Это был большой современный корабль. Я был поражен, что они отправили такую махину только ради того, чтобы захватить несколько штатских, однако предположил, что он уже патрулировал местность, когда капитан был оповещен о нашем пребывании здесь.
Гревс стоял ближе к окну, чем я. Он повернулся ко мне:
– Боже мой, они обстреливают город, – он указал вниз и сказал офицеру: – Вы, проклятый варвар! Зачем вы это делаете!
– Варвар? – японский капитан саркастически улыбнулся. – Забавно, что именно вы бросаете мне подобное обвинение, англичанин, после того, что вы сделали с нами.
– Мы вам ничего не делали! То, что произошло, – сплошное недоразумение. Если вы обвиняете нас в чем-то, то это ваше дело.
Капитан пропустил его замечание мимо ушей.
– Не мы жжем здания. Это делают ваши собственные рабочие. Мятеж своего рода. Полагаю, он близится и вскоре захватит и вас. Причем всех.
Это было правдоподобно. Можно было предположить, что когда корабль попытается взлететь с острова, кули могут сделать попытку захватить корабль и подставить паруса ветрам свободы.
– Но вы не беспокойтесь, – продолжал японец, – мы будем охранять вас, как самих себя.

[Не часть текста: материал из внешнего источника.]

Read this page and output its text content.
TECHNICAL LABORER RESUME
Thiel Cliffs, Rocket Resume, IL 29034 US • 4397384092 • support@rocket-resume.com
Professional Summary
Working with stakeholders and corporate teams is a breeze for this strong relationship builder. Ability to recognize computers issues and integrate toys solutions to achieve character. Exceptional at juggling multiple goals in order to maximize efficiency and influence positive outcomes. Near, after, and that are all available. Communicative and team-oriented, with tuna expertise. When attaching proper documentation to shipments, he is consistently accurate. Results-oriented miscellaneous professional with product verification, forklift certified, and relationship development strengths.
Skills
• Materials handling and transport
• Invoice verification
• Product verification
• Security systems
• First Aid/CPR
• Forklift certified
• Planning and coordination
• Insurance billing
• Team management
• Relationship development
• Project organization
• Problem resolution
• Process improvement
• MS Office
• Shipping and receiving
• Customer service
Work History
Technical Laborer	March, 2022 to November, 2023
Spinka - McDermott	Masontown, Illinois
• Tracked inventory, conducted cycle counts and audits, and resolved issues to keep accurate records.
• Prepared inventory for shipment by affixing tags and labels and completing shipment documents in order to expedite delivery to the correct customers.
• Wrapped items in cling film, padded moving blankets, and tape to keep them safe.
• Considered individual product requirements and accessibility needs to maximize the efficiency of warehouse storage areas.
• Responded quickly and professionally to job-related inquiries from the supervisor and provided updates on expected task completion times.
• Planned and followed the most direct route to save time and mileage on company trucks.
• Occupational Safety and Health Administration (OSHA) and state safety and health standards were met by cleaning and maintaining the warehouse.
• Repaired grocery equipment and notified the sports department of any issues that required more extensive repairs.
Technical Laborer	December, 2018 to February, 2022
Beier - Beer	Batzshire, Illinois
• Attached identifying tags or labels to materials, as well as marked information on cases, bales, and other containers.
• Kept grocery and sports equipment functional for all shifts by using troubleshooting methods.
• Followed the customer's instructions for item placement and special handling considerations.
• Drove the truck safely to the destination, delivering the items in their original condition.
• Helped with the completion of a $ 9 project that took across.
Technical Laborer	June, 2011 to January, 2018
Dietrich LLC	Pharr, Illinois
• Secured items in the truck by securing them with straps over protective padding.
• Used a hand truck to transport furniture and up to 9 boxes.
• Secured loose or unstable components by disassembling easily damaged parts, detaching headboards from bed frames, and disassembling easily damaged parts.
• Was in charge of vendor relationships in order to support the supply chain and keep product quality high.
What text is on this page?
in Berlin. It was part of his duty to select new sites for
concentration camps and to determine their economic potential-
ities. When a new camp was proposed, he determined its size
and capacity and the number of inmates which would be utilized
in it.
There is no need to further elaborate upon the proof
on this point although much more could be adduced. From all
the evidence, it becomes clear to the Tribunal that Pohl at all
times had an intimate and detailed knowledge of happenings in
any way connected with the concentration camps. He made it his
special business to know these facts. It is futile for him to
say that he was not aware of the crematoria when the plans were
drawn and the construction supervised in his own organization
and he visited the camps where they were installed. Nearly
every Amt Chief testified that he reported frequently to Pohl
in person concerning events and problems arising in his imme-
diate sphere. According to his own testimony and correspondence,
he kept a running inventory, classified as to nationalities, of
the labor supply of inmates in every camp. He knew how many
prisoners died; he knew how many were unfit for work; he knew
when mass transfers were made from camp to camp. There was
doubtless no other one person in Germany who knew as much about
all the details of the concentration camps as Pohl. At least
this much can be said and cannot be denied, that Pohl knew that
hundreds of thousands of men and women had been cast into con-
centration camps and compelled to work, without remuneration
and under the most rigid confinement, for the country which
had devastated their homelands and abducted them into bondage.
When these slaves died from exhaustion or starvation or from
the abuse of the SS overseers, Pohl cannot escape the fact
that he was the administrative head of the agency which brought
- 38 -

В его спокойном и все же пронзительном голосе звучали презрительные нотки. Я видел, что Гревс был взволнован этой словесной перепалкой.
Гревс еще немного поругался, но не нашел возражений против логики этого человека. Кули были для нас сейчас куда опаснее, чем японцы, – по крайней мере, сейчас.
С того места, где мы находились, мы уже улавливали запах дыма, и вспышки красного огня отражались в стеклах и зеркалах отеля Ольмейера. Голландец забыл о своем горе по поводу утраты постояльцев и пригласил новых гостей выпить. Полагаю, он почти надеялся на то, что Роув Айленд будет оккупирован и ему позволят, как человеку нейтральному, и дальше содержать свой отель. Солдаты знаками приказали ему присоединиться к нам и встать посреди помещения. Он уселся за один из своих столов. Мне показалось, что он вот-вот расплачется.
– Я голландец, – сказал он офицеру. – Я содержу частный отель. Я штатский. Вы не можете просто так выбросить меня из дома, который я строил всю свою жизнь.